Ça, je l'ai bien vu.
Vous avez fini ? Indy fit le geste de se pincer la bouche. Lily reprit :
Alors, à ce moment là, tout autour de moi est apparu tel que c'était il y a 3500 ans. Toutes les peintures étaient comme neuves, il faisait grand jour, les toits n'étaient pas effondrés, et les statuettes étaient en parfait état. J'ai su qu'il me fallait les allumer. La jeune fille sur le mur, c'était moi. Car il n'y a que moi pour pouvoir ouvrir cette porte. Je le sentais. Instantanément des paroles me sont revenues en tête, vous savez, comme une vieille comptine qu'on chantait étant enfant, et qui vous revient soudain en mémoire d'un coup, à cause d'une odeur, d'un endroit… Et ces paroles, je vais vous dire ce qu'elle m'ont appris : je suis Euryanassa, réincarnation de la petite fille du roi Minos et dernière prêtresse sacrée du dieu Rhadamanthe. Moi seule ai le pouvoir d'ouvrir la Porte qui conduira au trésor qui s'y cache.
Quel trésor ?
Je ne saurais le dire. Depuis 3500 ans, depuis le grand incendie, cette porte est scellée. Certains disent que ce serait le taureau qu'aurait offert Poséidon à Minos, d'autres que ce serait la Porte d'un nouveau monde. Les gardiens du trésor ne le savaient pas eux-mêmes.
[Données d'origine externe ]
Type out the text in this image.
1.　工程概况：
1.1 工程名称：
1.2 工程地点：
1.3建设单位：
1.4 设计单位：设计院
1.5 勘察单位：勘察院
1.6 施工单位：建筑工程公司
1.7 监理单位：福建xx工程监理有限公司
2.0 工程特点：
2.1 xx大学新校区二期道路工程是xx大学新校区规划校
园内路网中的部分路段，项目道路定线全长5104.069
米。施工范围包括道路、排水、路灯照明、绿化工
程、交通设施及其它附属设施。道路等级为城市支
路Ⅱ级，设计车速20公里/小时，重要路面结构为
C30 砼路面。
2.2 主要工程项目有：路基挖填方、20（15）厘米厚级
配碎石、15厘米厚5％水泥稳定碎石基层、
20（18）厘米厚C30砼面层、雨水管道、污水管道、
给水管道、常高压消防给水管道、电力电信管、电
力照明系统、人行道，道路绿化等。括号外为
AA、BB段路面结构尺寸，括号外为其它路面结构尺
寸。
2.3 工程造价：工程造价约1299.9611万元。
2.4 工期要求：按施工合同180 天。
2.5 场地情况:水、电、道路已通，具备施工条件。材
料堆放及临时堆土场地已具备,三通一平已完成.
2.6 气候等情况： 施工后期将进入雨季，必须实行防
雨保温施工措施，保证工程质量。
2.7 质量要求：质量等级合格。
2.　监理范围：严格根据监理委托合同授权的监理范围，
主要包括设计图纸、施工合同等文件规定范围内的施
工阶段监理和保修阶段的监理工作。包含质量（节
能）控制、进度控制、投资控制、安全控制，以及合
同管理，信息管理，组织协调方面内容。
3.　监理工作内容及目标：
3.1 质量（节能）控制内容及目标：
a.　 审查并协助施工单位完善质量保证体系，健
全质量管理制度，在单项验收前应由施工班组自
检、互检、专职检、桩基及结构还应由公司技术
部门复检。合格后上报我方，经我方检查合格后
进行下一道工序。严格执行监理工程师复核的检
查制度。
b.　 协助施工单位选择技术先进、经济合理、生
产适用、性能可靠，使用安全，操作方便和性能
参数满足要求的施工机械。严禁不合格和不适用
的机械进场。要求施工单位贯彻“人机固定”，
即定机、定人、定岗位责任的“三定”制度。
Ils l'ont sellée d'un sort quand ils ont su que les Mycéniens allaient les envahir.
Je pense que nos allemands croient à la première hypothèse. Seuls les trésors palpables les intéressent. Or selon le journal d'Evans, que je viens de terminer, ce taureau, qui engendra la minotaure, a été moulé en or pur après sa mort. Et comme c'était, comme le dit la légende, le plus grand jamais rencontré, ça doit faire une petite fortune. Mais, avez-vous pris connaissance d'autre chose lors de votre…transe ?
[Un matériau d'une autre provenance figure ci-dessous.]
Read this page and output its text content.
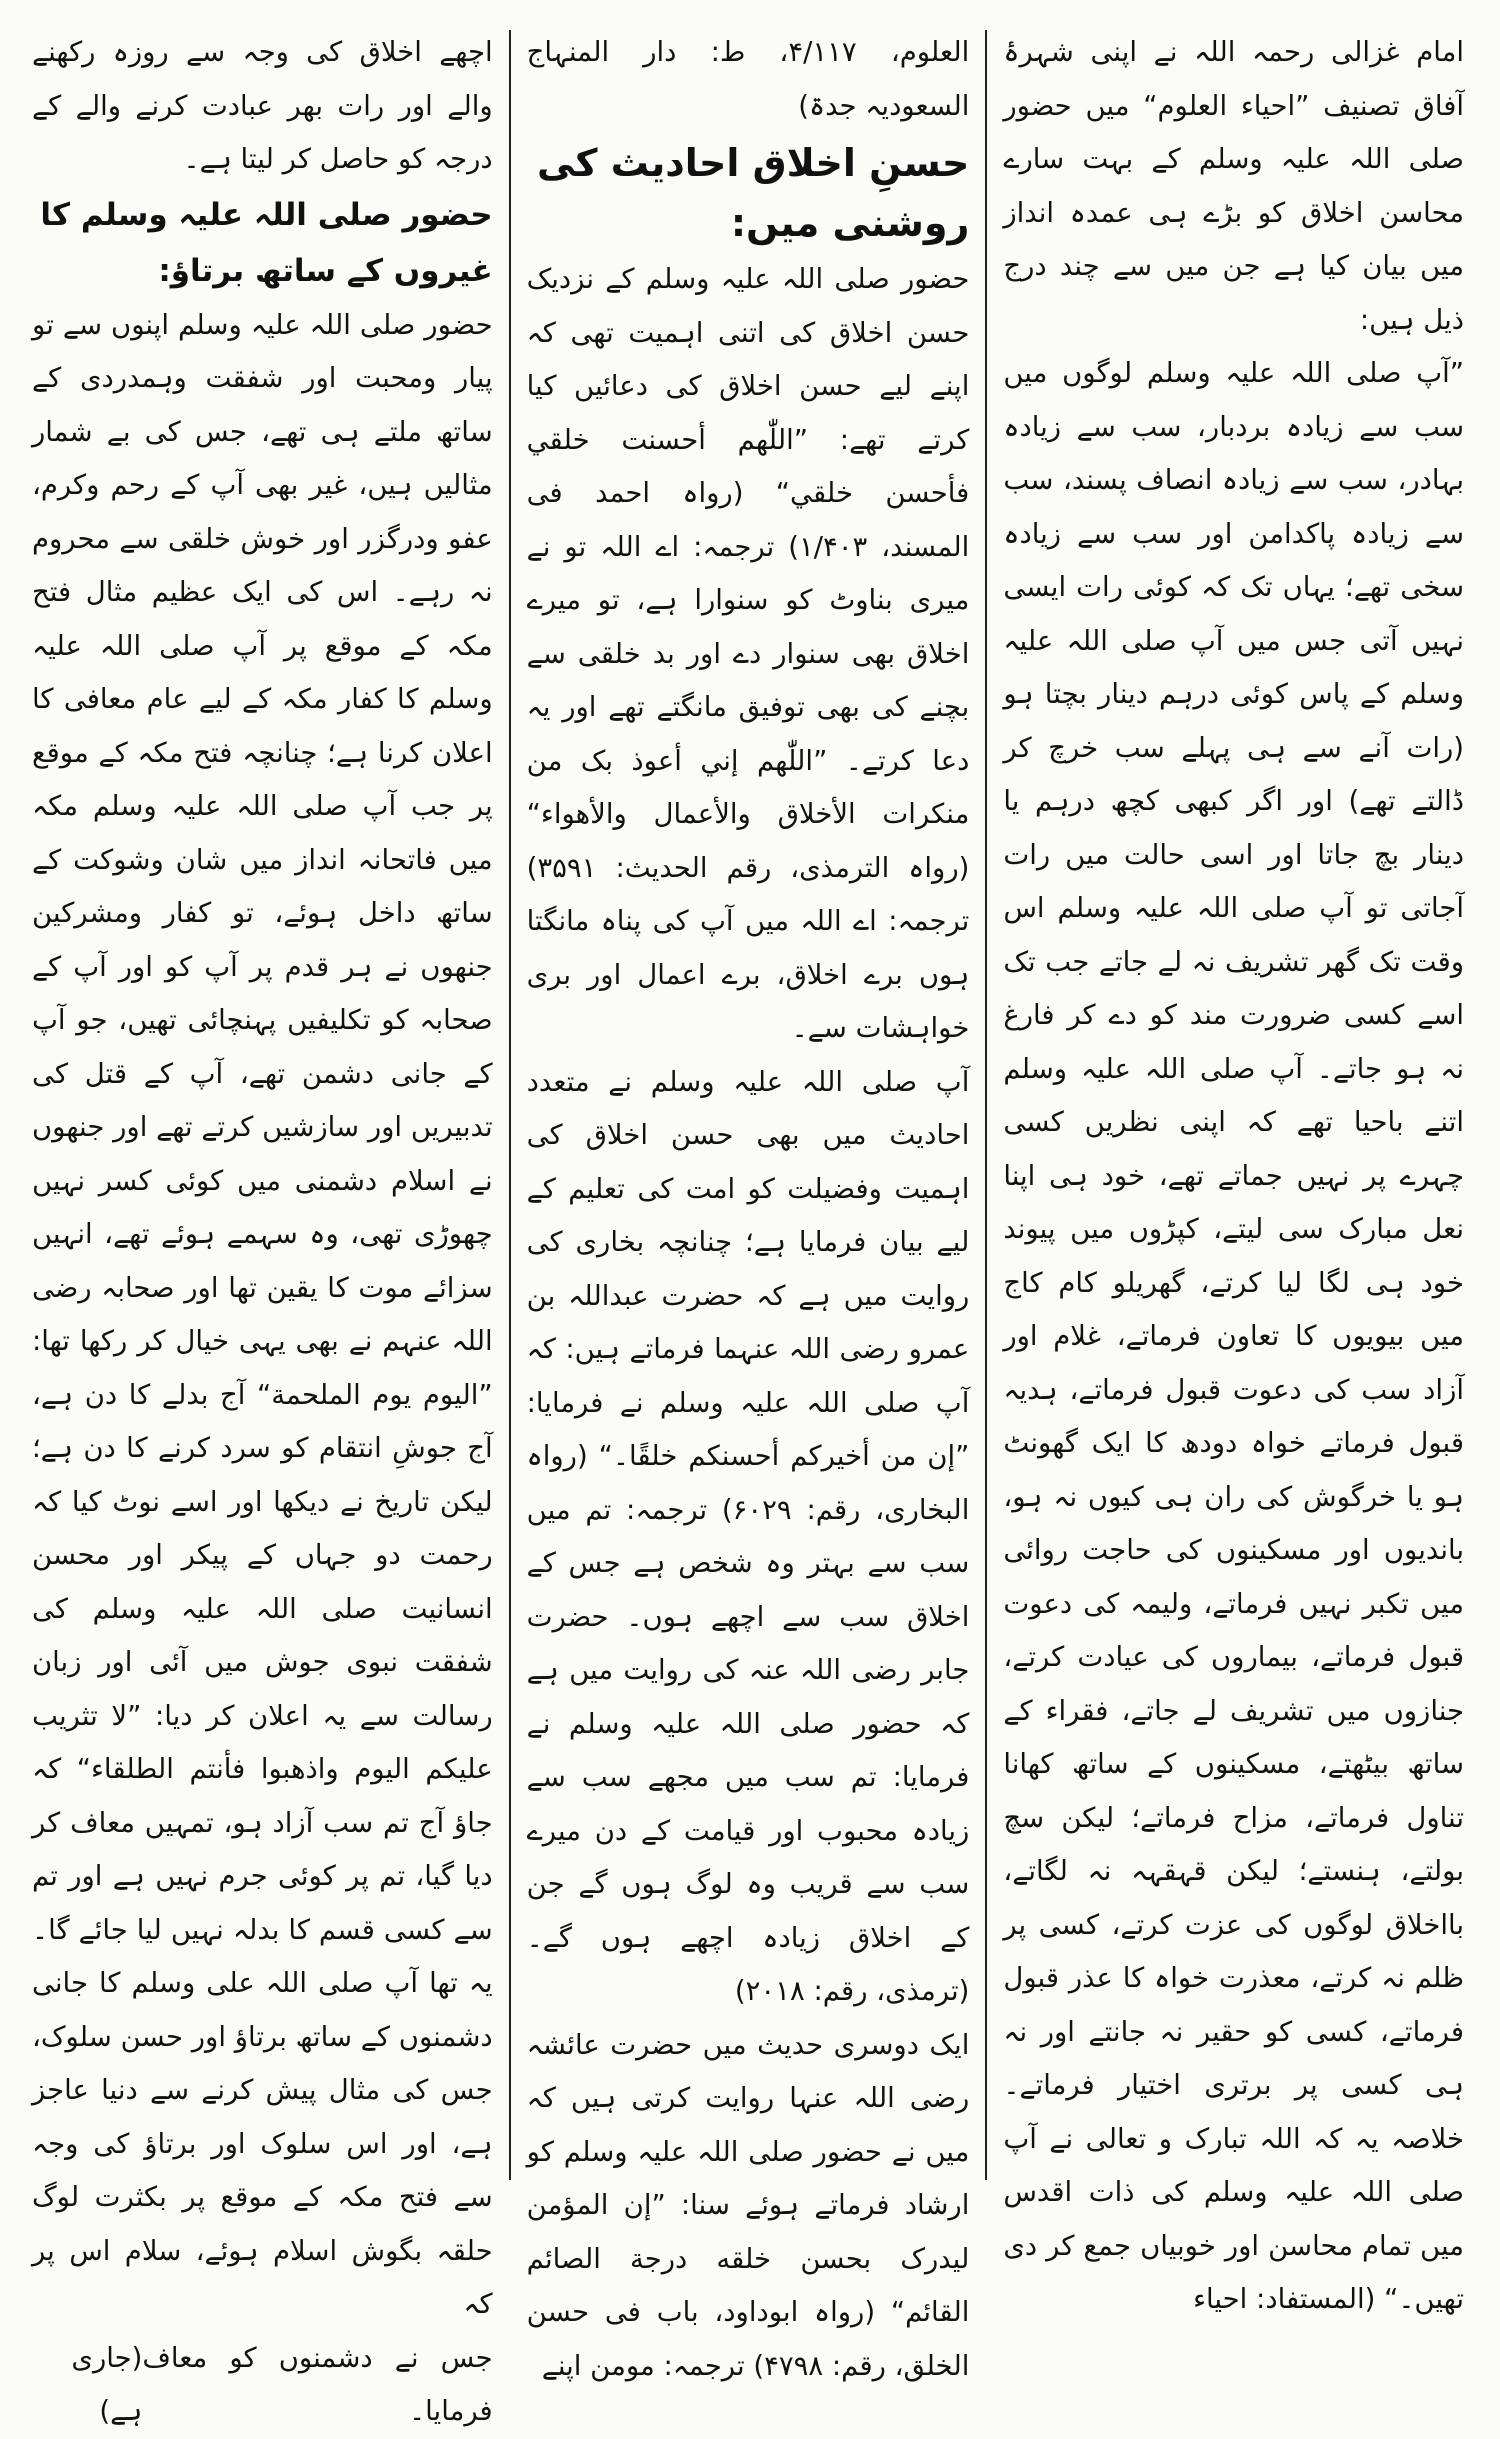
امام غزالی رحمہ اللہ نے اپنی شہرۂ آفاق تصنیف ”احیاء العلوم“ میں حضور صلی اللہ علیہ وسلم کے بہت سارے محاسن اخلاق کو بڑے ہی عمدہ انداز میں بیان کیا ہے جن میں سے چند درج ذیل ہیں:

”آپ صلی اللہ علیہ وسلم لوگوں میں سب سے زیادہ بردبار، سب سے زیادہ بہادر، سب سے زیادہ انصاف پسند، سب سے زیادہ پاکدامن اور سب سے زیادہ سخی تھے؛ یہاں تک کہ کوئی رات ایسی نہیں آتی جس میں آپ صلی اللہ علیہ وسلم کے پاس کوئی درہم دینار بچتا ہو (رات آنے سے ہی پہلے سب خرچ کر ڈالتے تھے) اور اگر کبھی کچھ درہم یا دینار بچ جاتا اور اسی حالت میں رات آجاتی تو آپ صلی اللہ علیہ وسلم اس وقت تک گھر تشریف نہ لے جاتے جب تک اسے کسی ضرورت مند کو دے کر فارغ نہ ہو جاتے۔ آپ صلی اللہ علیہ وسلم اتنے باحیا تھے کہ اپنی نظریں کسی چہرے پر نہیں جماتے تھے، خود ہی اپنا نعل مبارک سی لیتے، کپڑوں میں پیوند خود ہی لگا لیا کرتے، گھریلو کام کاج میں بیویوں کا تعاون فرماتے، غلام اور آزاد سب کی دعوت قبول فرماتے، ہدیہ قبول فرماتے خواہ دودھ کا ایک گھونٹ ہو یا خرگوش کی ران ہی کیوں نہ ہو، باندیوں اور مسکینوں کی حاجت روائی میں تکبر نہیں فرماتے، ولیمہ کی دعوت قبول فرماتے، بیماروں کی عیادت کرتے، جنازوں میں تشریف لے جاتے، فقراء کے ساتھ بیٹھتے، مسکینوں کے ساتھ کھانا تناول فرماتے، مزاح فرماتے؛ لیکن سچ بولتے، ہنستے؛ لیکن قہقہہ نہ لگاتے، بااخلاق لوگوں کی عزت کرتے، کسی پر ظلم نہ کرتے، معذرت خواہ کا عذر قبول فرماتے، کسی کو حقیر نہ جانتے اور نہ ہی کسی پر برتری اختیار فرماتے۔ خلاصہ یہ کہ اللہ تبارک و تعالی نے آپ صلی اللہ علیہ وسلم کی ذات اقدس میں تمام محاسن اور خوبیاں جمع کر دی تھیں۔“ (المستفاد: احیاء

العلوم، ۴/۱۱۷، ط: دار المنہاج السعودیہ جدۃ)

حسنِ اخلاق احادیث کی روشنی میں:

حضور صلی اللہ علیہ وسلم کے نزدیک حسن اخلاق کی اتنی اہمیت تھی کہ اپنے لیے حسن اخلاق کی دعائیں کیا کرتے تھے: ”اللّٰھم أحسنت خلقي فأحسن خلقي“ (رواہ احمد فی المسند، ۱/۴۰۳) ترجمہ: اے اللہ تو نے میری بناوٹ کو سنوارا ہے، تو میرے اخلاق بھی سنوار دے اور بد خلقی سے بچنے کی بھی توفیق مانگتے تھے اور یہ دعا کرتے۔ ”اللّٰھم إني أعوذ بک من منکرات الأخلاق والأعمال والأھواء“ (رواہ الترمذی، رقم الحدیث: ۳۵۹۱) ترجمہ: اے اللہ میں آپ کی پناہ مانگتا ہوں برے اخلاق، برے اعمال اور بری خواہشات سے۔

آپ صلی اللہ علیہ وسلم نے متعدد احادیث میں بھی حسن اخلاق کی اہمیت وفضیلت کو امت کی تعلیم کے لیے بیان فرمایا ہے؛ چنانچہ بخاری کی روایت میں ہے کہ حضرت عبداللہ بن عمرو رضی اللہ عنہما فرماتے ہیں: کہ آپ صلی اللہ علیہ وسلم نے فرمایا: ”إن من أخیرکم أحسنکم خلقًا۔“ (رواہ البخاری، رقم: ۶۰۲۹) ترجمہ: تم میں سب سے بہتر وہ شخص ہے جس کے اخلاق سب سے اچھے ہوں۔ حضرت جابر رضی اللہ عنہ کی روایت میں ہے کہ حضور صلی اللہ علیہ وسلم نے فرمایا: تم سب میں مجھے سب سے زیادہ محبوب اور قیامت کے دن میرے سب سے قریب وہ لوگ ہوں گے جن کے اخلاق زیادہ اچھے ہوں گے۔ (ترمذی، رقم: ۲۰۱۸)

ایک دوسری حدیث میں حضرت عائشہ رضی اللہ عنہا روایت کرتی ہیں کہ میں نے حضور صلی اللہ علیہ وسلم کو ارشاد فرماتے ہوئے سنا: ”إن المؤمن لیدرک بحسن خلقه درجة الصائم القائم“ (رواہ ابوداود، باب فی حسن الخلق، رقم: ۴۷۹۸) ترجمہ: مومن اپنے

اچھے اخلاق کی وجہ سے روزہ رکھنے والے اور رات بھر عبادت کرنے والے کے درجہ کو حاصل کر لیتا ہے۔

حضور صلی اللہ علیہ وسلم کا غیروں کے ساتھ برتاؤ:

حضور صلی اللہ علیہ وسلم اپنوں سے تو پیار ومحبت اور شفقت وہمدردی کے ساتھ ملتے ہی تھے، جس کی بے شمار مثالیں ہیں، غیر بھی آپ کے رحم وکرم، عفو ودرگزر اور خوش خلقی سے محروم نہ رہے۔ اس کی ایک عظیم مثال فتح مکہ کے موقع پر آپ صلی اللہ علیہ وسلم کا کفار مکہ کے لیے عام معافی کا اعلان کرنا ہے؛ چنانچہ فتح مکہ کے موقع پر جب آپ صلی اللہ علیہ وسلم مکہ میں فاتحانہ انداز میں شان وشوکت کے ساتھ داخل ہوئے، تو کفار ومشرکین جنھوں نے ہر قدم پر آپ کو اور آپ کے صحابہ کو تکلیفیں پہنچائی تھیں، جو آپ کے جانی دشمن تھے، آپ کے قتل کی تدبیریں اور سازشیں کرتے تھے اور جنھوں نے اسلام دشمنی میں کوئی کسر نہیں چھوڑی تھی، وہ سہمے ہوئے تھے، انہیں سزائے موت کا یقین تھا اور صحابہ رضی اللہ عنہم نے بھی یہی خیال کر رکھا تھا: ”الیوم یوم الملحمة“ آج بدلے کا دن ہے، آج جوشِ انتقام کو سرد کرنے کا دن ہے؛ لیکن تاریخ نے دیکھا اور اسے نوٹ کیا کہ رحمت دو جہاں کے پیکر اور محسن انسانیت صلی اللہ علیہ وسلم کی شفقت نبوی جوش میں آئی اور زبان رسالت سے یہ اعلان کر دیا: ”لا تثریب علیکم الیوم واذھبوا فأنتم الطلقاء“ کہ جاؤ آج تم سب آزاد ہو، تمہیں معاف کر دیا گیا، تم پر کوئی جرم نہیں ہے اور تم سے کسی قسم کا بدلہ نہیں لیا جائے گا۔ یہ تھا آپ صلی اللہ علی وسلم کا جانی دشمنوں کے ساتھ برتاؤ اور حسن سلوک، جس کی مثال پیش کرنے سے دنیا عاجز ہے، اور اس سلوک اور برتاؤ کی وجہ سے فتح مکہ کے موقع پر بکثرت لوگ حلقہ بگوش اسلام ہوئے، سلام اس پر کہ

جس نے دشمنوں کو معاف فرمایا۔
(جاری ہے)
Oui. Je sais que cette porte ne s'ouvre que lorsque les sept planètes du système solaire se trouvent parfaitement alignées.
Je me rappelle maintenant notre conversation avec Marcus. Vous aviez raison.
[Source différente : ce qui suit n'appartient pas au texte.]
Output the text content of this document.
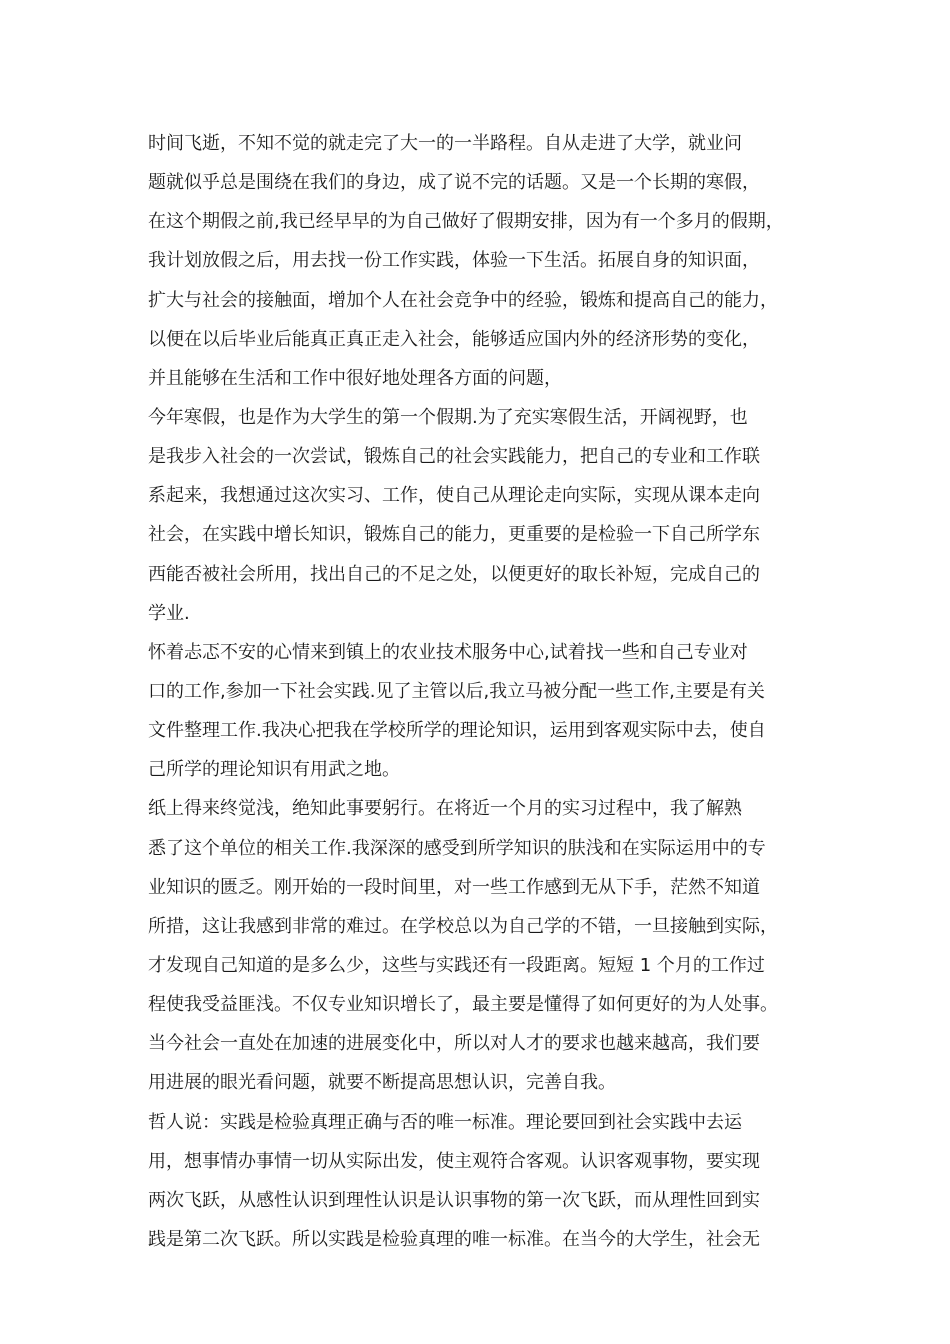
时间飞逝，不知不觉的就走完了大一的一半路程。自从走进了大学，就业问
题就似乎总是围绕在我们的身边，成了说不完的话题。又是一个长期的寒假，
在这个期假之前,我已经早早的为自己做好了假期安排，因为有一个多月的假期，
我计划放假之后，用去找一份工作实践，体验一下生活。拓展自身的知识面，
扩大与社会的接触面，增加个人在社会竞争中的经验，锻炼和提高自己的能力，
以便在以后毕业后能真正真正走入社会，能够适应国内外的经济形势的变化，
并且能够在生活和工作中很好地处理各方面的问题，
今年寒假，也是作为大学生的第一个假期.为了充实寒假生活，开阔视野，也
是我步入社会的一次尝试，锻炼自己的社会实践能力，把自己的专业和工作联
系起来，我想通过这次实习、工作，使自己从理论走向实际，实现从课本走向
社会，在实践中增长知识，锻炼自己的能力，更重要的是检验一下自己所学东
西能否被社会所用，找出自己的不足之处，以便更好的取长补短，完成自己的
学业.
怀着忐忑不安的心情来到镇上的农业技术服务中心,试着找一些和自己专业对
口的工作,参加一下社会实践.见了主管以后,我立马被分配一些工作,主要是有关
文件整理工作.我决心把我在学校所学的理论知识，运用到客观实际中去，使自
己所学的理论知识有用武之地。
纸上得来终觉浅，绝知此事要躬行。在将近一个月的实习过程中，我了解熟
悉了这个单位的相关工作.我深深的感受到所学知识的肤浅和在实际运用中的专
业知识的匮乏。刚开始的一段时间里，对一些工作感到无从下手，茫然不知道
所措，这让我感到非常的难过。在学校总以为自己学的不错，一旦接触到实际，
才发现自己知道的是多么少，这些与实践还有一段距离。短短 1 个月的工作过
程使我受益匪浅。不仅专业知识增长了，最主要是懂得了如何更好的为人处事。
当今社会一直处在加速的进展变化中，所以对人才的要求也越来越高，我们要
用进展的眼光看问题，就要不断提高思想认识，完善自我。
哲人说：实践是检验真理正确与否的唯一标准。理论要回到社会实践中去运
用，想事情办事情一切从实际出发，使主观符合客观。认识客观事物，要实现
两次飞跃，从感性认识到理性认识是认识事物的第一次飞跃，而从理性回到实
践是第二次飞跃。所以实践是检验真理的唯一标准。在当今的大学生，社会无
Oui. La dernière fois que la Porte a été ouverte, cela a déclenché une catastrophe sans précédent.
Laquelle ?
Mais le raz-de-marée, bien sûr. Il a en plus englouti la partie de l'île où se trouvaient les trois statues.
Pardon ?
Les statues des trois gardiens des enfers : les trois frères Minos, Rhadamanthe et Eaque. Minos était aussi un dieu. En fait, trois offrandes doivent être déposées aux pieds des statues au moment même où trois autres les sont auprès des statues des prêtresses au serpent. La jeune fille légataire de la pierre, autrement dit moi, doit être devant la Porte à ce moment même. Et alors la Porte s'ouvrira. Normalement.
Une offrande aux gardiens des Enfers ? Lily acquiesça. Alors je penche finalement plutôt pour la deuxième solution. Et notre nouveau monde serait en réalité le monde des morts. Mais que veulent dire alors les signes sur votre médaillon ?
Ça je n'en sais rien.
Ce qui est étrange, c'est que Evans a trouvé la Pierre non pas près de la Porte, mais au nord-est, à l'endroit le plus élevé du palais.
Oui, étrange, en effet. Nous n'avons plus qu'à attendre dimanche soir pour savoir.
C'est-à-dire demain.
Déjà ? Le temps passe vite ici…Lily bailla et s'étira sur le lit. Indy fit le geste de la repousser.
Voilà des jours que je dors sur le lit d'appoint…J'ai le dos en compote. Ne pourrions nous pas échanger au moins une fois ?
Ah non, pas question. Il posa un genou sur le lit et s'approcha d'elle. Elle lui fit une moue adorable.
S'il-vous plait…Il s'approcha encore plus près.
A une condition.
Laquelle ? Il s'approcha encore un peu, et l'embrassa. Lily, pour une fois, se laissa faire et ne dit rien.